The Kimberley Process will only survive if governments and industry stand up for the principles on which it was built. The Kimberley Process certification scheme is often credited with ending the trade in conflict diamonds. As the blood spilled in Zimbabwe's diamond fields shows, the truth is more complex.
The KP set out to ensure that the kind of diamond-fuelled conflict and abuse exposed by Global Witness and others in countries such as Angola, Sierra Leone and Liberia could never happen again. The technical aspects of the scheme are implemented by governments, while NGOs and the diamond industry act as observers. Essentially an import-export control system for rough diamonds, the KP provides a strong economic incentive for countries to join, since members can only trade with each other. To participate, governments must pass national laws and agree to meet the KP's minimum standards to guarantee that their diamond exports are conflict-free.
There have been successes: in some African countries the scheme has brought more transparency and increased official diamond revenues for governments. But recent crises have exposed shortfalls. In Zimbabwe the abuses are by a member government, as opposed to a rebel group. This highlights a fundamental flaw in the process: the KP's reliance on consensus among members has allowed regional allies to veto tough decisions on Zimbabwe, which remains a member despite the state-sponsored murder of hundreds of diamond diggers. The most recent agreement allows Zimbabwe a one-off limited export of diamonds from Marange. All further exports are conditional on Zimbabwe demilitarising diamond mining, cracking down on smuggling and ending human rights abuses in Marange.

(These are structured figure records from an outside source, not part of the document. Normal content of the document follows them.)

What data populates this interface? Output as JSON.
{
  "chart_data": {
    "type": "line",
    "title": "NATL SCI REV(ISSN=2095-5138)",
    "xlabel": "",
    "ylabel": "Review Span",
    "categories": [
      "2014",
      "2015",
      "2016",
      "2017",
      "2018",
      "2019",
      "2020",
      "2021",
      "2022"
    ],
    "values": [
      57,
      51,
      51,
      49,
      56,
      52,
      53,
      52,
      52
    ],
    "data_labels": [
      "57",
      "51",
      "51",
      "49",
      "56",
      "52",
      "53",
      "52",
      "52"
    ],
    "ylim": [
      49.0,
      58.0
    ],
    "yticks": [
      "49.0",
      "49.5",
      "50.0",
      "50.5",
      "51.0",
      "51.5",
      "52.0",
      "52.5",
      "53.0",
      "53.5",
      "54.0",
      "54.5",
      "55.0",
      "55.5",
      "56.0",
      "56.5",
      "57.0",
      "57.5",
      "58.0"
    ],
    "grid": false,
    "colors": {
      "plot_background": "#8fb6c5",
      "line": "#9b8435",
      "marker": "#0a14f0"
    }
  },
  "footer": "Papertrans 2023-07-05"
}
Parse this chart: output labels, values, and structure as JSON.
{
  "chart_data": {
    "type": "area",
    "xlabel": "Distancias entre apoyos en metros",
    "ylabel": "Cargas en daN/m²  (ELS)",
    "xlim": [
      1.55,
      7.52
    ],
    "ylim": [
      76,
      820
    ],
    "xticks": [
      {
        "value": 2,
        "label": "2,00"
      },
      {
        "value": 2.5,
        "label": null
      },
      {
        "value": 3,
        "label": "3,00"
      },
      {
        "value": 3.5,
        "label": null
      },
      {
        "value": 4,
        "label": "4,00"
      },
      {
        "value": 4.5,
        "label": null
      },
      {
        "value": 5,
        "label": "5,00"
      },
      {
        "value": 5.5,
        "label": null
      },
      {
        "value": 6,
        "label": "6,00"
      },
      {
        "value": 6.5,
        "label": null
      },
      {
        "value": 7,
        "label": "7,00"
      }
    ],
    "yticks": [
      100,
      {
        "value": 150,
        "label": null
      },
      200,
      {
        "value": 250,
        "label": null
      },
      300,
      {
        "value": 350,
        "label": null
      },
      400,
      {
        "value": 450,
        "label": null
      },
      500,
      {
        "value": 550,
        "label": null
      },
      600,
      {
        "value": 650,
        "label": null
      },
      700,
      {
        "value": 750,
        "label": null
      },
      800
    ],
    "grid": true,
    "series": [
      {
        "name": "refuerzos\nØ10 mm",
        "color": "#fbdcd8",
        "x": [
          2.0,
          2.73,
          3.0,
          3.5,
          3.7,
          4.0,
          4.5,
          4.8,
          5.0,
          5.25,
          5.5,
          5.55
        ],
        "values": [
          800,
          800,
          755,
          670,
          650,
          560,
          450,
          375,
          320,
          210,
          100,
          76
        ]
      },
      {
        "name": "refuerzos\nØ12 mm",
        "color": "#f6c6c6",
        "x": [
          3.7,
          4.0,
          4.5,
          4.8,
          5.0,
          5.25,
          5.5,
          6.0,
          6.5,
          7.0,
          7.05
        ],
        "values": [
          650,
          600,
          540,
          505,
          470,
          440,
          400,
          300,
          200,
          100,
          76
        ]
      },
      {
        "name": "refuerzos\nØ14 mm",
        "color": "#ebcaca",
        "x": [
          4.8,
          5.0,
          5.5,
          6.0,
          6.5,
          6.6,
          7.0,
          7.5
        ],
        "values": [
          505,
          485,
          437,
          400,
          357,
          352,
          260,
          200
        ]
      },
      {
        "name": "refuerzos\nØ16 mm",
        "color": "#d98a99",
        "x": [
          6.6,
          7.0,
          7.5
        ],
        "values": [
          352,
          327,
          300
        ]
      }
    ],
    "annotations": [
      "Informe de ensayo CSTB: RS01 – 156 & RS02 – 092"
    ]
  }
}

The KP's half-measures and compromises in the face of one of the most egregious cases of diamond-related violence in years have battered its credibility and brought it to the brink of collapse. This scheme will only survive if governments and the industry stand up for the principles on which the process was built. Without this, diamonds in countries like Zimbabwe will continue to generate suffering rather than prosperity, and the global diamond industry will remain blighted by the taint of blood diamonds.